The Redevelopment Agency voted unanimously last night to declare Carriage City Properties in default of its redevelopment agreement. Carriage City has 30 days to rectify the situation or the matter could head to Superior Court, Redevelopment Director and City Administrator Peter Pelissier said.
Before going into a 40-minute closed session to discuss the potential litigation, Pelissier told commissioners there hasn’t been much redevelopment activity except issues dealing with Carriage City Properties.

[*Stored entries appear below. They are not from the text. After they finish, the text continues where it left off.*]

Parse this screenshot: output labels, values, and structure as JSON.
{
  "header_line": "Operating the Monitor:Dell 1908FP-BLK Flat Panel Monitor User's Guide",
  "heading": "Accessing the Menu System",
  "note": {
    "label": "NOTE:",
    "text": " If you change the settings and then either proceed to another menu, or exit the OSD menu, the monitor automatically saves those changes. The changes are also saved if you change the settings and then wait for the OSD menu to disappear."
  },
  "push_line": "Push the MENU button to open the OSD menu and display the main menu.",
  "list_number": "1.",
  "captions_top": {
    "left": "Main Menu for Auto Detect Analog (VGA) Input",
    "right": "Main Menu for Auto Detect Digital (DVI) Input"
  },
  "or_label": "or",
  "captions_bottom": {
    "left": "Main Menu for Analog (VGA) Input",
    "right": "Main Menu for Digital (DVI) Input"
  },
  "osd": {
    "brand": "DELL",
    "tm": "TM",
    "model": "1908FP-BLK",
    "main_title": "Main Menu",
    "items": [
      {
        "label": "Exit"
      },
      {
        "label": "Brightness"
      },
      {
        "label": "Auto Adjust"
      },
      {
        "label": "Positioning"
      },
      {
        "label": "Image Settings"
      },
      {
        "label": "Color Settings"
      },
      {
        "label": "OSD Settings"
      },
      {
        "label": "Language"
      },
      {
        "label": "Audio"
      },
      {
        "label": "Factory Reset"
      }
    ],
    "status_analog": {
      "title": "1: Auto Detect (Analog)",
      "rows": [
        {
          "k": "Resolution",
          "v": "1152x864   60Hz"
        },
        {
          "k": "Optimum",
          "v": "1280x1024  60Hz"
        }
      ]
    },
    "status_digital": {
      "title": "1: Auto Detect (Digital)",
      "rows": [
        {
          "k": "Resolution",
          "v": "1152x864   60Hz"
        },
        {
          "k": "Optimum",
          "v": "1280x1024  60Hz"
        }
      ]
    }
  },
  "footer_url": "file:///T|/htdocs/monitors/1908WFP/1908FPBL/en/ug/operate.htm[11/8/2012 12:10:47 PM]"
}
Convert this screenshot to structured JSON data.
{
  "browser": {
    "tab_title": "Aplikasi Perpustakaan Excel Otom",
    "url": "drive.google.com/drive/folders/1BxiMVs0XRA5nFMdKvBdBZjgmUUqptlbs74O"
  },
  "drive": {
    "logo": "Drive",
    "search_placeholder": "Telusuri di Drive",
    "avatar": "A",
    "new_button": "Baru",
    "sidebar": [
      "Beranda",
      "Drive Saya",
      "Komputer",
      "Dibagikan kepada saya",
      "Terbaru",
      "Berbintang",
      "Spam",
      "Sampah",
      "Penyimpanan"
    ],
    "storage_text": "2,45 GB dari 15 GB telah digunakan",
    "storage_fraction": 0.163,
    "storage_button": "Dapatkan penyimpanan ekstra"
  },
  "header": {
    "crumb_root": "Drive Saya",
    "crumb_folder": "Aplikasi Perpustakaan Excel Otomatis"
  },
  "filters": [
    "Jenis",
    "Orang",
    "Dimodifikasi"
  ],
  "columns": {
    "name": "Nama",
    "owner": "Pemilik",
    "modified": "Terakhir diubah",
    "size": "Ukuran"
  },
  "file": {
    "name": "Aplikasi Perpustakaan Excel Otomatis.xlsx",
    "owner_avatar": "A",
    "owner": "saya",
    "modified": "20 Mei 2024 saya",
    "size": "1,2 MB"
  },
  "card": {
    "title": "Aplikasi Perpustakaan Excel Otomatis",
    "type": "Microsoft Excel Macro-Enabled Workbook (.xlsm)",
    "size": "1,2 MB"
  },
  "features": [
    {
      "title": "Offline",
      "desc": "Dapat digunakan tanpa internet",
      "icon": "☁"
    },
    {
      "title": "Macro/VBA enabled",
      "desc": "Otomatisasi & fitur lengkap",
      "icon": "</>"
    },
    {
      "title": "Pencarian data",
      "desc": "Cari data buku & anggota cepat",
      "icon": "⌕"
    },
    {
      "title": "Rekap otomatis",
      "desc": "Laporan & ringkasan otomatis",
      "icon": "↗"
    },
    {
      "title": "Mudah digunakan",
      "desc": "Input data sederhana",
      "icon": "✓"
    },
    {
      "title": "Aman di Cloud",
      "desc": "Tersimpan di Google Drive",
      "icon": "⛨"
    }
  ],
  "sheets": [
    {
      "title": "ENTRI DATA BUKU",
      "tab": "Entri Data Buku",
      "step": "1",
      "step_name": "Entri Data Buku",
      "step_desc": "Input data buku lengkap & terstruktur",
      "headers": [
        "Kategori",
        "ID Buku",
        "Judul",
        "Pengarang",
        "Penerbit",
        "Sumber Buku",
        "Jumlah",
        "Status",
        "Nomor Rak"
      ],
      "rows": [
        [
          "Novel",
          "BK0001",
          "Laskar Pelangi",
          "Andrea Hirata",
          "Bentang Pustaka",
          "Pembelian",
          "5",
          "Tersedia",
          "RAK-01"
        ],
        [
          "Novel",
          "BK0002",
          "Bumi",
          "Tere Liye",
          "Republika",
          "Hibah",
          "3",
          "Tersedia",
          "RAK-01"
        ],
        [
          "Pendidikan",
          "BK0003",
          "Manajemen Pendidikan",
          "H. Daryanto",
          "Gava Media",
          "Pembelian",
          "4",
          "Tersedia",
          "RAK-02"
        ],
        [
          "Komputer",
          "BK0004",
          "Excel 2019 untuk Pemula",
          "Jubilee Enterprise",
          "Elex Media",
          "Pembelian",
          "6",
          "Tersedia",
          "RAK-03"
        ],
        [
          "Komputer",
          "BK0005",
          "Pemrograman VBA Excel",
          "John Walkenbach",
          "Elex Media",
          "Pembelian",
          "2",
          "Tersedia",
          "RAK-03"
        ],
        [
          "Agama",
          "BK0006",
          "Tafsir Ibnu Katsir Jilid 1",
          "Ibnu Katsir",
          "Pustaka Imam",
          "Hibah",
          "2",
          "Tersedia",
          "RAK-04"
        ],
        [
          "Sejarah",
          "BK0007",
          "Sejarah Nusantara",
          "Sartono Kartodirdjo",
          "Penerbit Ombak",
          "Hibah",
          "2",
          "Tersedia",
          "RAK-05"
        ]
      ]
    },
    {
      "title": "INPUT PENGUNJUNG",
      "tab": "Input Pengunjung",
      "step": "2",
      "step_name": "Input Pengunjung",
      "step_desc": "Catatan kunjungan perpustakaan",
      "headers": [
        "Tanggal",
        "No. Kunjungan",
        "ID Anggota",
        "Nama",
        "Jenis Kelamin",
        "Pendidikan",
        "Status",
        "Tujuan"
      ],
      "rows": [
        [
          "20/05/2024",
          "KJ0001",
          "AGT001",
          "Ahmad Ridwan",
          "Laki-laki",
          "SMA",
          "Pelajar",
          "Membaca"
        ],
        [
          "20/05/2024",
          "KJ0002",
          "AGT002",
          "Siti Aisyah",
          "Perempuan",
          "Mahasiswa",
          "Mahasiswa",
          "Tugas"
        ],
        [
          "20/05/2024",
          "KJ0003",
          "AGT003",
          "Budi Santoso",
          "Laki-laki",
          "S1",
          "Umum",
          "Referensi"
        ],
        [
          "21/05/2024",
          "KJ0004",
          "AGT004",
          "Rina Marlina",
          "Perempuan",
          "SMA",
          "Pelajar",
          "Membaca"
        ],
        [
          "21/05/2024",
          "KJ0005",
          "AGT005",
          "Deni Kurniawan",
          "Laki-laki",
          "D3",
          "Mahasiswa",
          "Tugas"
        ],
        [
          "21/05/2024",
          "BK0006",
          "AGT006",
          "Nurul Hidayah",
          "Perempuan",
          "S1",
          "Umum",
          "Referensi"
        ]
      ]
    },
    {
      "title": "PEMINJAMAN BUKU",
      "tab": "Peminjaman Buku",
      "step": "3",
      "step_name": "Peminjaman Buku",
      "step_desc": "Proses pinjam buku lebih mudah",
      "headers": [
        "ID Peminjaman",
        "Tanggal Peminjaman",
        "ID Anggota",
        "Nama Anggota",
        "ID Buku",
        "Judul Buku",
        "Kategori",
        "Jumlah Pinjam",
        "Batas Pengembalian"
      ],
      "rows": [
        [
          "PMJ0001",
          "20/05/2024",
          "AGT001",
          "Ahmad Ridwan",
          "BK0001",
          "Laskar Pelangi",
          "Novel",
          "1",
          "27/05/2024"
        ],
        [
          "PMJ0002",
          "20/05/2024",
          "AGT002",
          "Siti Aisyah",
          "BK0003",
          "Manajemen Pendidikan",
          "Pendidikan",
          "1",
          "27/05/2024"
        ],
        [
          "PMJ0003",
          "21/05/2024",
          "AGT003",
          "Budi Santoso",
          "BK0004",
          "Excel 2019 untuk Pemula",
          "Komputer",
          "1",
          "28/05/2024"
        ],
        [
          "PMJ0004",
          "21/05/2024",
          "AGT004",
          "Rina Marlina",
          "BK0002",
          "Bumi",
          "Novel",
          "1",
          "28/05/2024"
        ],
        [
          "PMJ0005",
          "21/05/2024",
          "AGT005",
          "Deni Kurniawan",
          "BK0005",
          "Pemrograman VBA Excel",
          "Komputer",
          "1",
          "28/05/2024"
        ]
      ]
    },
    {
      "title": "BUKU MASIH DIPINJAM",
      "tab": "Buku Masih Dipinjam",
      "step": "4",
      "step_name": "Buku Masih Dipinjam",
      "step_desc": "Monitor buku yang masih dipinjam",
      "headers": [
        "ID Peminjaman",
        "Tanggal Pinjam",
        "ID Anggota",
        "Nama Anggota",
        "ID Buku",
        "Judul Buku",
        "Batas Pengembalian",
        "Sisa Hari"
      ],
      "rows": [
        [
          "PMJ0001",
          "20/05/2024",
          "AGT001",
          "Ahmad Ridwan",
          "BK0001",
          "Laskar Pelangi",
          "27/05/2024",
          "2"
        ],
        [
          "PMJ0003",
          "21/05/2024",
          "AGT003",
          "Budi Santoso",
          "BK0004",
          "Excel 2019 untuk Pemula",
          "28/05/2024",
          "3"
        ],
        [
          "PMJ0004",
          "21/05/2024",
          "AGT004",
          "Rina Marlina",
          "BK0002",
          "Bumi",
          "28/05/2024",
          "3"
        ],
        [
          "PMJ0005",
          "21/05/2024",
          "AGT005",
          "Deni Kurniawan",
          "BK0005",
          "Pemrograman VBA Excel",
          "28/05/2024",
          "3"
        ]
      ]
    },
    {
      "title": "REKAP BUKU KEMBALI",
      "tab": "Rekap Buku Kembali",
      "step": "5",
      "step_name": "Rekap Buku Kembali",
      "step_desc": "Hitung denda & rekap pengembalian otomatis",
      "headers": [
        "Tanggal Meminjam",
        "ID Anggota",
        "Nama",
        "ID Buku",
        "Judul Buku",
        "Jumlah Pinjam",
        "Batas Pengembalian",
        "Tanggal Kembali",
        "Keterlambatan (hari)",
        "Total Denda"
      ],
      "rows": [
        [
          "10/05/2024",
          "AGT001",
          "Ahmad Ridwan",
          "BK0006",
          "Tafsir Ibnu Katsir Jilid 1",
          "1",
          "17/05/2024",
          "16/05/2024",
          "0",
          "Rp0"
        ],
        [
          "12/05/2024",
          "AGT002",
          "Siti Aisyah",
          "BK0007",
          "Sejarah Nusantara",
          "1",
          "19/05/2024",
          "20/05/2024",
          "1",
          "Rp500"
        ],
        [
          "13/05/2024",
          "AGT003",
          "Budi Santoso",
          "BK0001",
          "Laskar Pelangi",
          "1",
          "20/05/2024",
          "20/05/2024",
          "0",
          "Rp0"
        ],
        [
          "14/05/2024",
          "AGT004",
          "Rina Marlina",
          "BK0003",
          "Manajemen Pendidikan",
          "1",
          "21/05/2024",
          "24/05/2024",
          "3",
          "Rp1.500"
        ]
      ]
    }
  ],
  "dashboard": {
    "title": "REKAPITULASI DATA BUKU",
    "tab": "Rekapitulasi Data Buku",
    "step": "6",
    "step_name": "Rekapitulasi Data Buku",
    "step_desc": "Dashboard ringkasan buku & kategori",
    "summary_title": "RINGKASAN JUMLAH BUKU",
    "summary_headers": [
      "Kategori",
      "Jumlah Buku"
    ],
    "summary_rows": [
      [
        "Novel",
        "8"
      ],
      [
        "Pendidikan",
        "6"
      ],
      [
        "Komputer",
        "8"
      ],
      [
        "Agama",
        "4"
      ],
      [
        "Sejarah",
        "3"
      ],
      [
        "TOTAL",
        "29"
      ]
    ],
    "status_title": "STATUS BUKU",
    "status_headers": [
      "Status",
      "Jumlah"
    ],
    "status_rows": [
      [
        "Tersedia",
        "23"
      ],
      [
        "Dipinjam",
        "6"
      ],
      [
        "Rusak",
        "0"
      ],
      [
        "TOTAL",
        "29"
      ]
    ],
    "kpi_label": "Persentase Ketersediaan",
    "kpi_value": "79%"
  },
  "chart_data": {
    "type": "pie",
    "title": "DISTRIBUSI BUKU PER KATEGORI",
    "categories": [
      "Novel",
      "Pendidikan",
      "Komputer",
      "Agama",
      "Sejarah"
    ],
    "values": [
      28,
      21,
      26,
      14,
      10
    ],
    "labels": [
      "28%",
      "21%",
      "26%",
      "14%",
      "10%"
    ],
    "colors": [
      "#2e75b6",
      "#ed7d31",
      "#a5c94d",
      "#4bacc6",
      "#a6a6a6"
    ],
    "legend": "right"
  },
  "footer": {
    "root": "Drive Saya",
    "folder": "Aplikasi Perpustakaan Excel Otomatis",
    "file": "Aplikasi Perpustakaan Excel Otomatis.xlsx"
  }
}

The city will begin inspecting units at SkyView at Carriage City Plaza to determine how many are rented and how many have been sold, Pelissier said in a brief interview after last night’s meeting. Carriage City has apparently turned to renting unsold units at the 220-unit, 16-story Irving Street building, advertising a lease to buy option on its Web site. The Redevelopment Agency contends that renting units is in violation of the Sept. 30, 2005 redevelopment agreement. Officials have expected Carriage City to come before the agency to revise the agreement since January, but Pelissier said the developer has been unresponsive.
The issue seems to come down to money: when the agency gets its $10,000 fee for each unit sold, but also, it has been paid for 46 units while 57 have closed. The redevelopment agreement indicates it is to be paid by the developer at closing, but if units are rented (thus, no closing), city officials expect the fee to be paid upon occupation of the unit.
It’s unclear how many units have been rented through the developer. With 76 temporary certificates of occupancy (TCO) issued by the city and 57 units sold, it’s conceivable that fewer than 30 are rented, but that also could mean as much as $300,000 in fees may be owed to the agency — if they are occupied. It’s also possible that those TCOs issued may expire. The agency has been paid for 46 units as of last month and no units have closed since then to my knowledge.